I am not a fan. It wasn’t what I expected at all.I found the book boring and hard to get into and the blurb did not reflect the story in the pages. I don’t want to ruin someone else’s experience but this book was wasted on me. I teach high school English and read a lot of YA books, but I couldn’t get past chapter 3 on this one.
I LOVED this book!
It took me a minute to grasp the structure. The main story (heroes–indie kids– fighting great evil in a sort of Harry Potter spoof) happens as an afterthought in small summaries at the beginning of each chapter. The story the novel focuses on is about the non-chosen ones and it’s wonderful, full of humor, insightful, with a romantic twist, dabbling about personal choices and mental illness. The characters are diverse, and I loved all of them. I could not put it down and loved it until the very end.
I highly recommend!
An interesting narrative style leads to an equally interesting story premise – how do the “normal” people in heroic quest books live while their peers must save the world?
The storyline is believelable and told in a compelling way. It’s literature that’s also a quick read – a great upgrade to the idea of a beach read!
One of my favorite books.
One of my favorite books of all time. Super religional, fun, and at times super relatable
This book was such a unique spin on the whole “teens must save the world from …” type of story. As the title implies, we get to see what happens with the REST of the teenage population while the chosen ones are off doing whatever they do to make sure the end of the world is averted.

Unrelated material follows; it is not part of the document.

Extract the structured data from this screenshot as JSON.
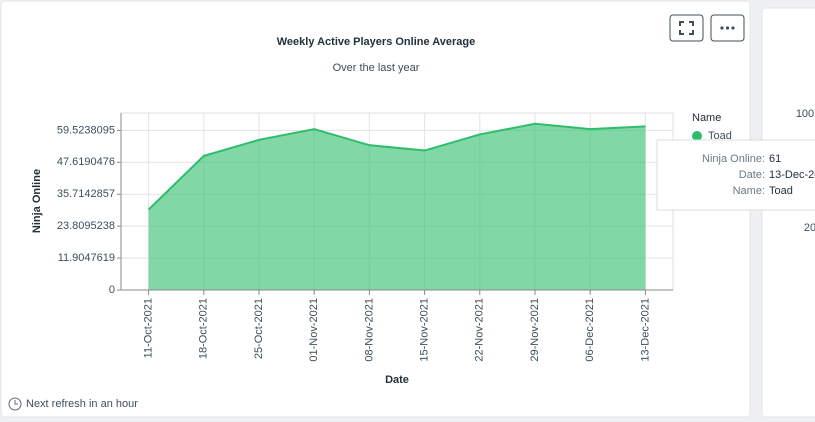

I especially loved that most of the characters were “flawed” in some obvious way. It made them more instantly relatable. The chapter titles were amusing and entertaining. And the ending was less “happily ever after” and more a feeling of having closure, but not tied up in a pretty little bow.
I definitely recommend this story to a Middle School or High School audience, or those of us adults who enjoy reading YA literature. And if you’re not a fan of the paranormal, I think you’d still enjoy this book as the focus is on the normalcy of everyone else.
The fantasy and Scyfy got in the way of the narrative. It felt too small of a world and too shallow of an understanding.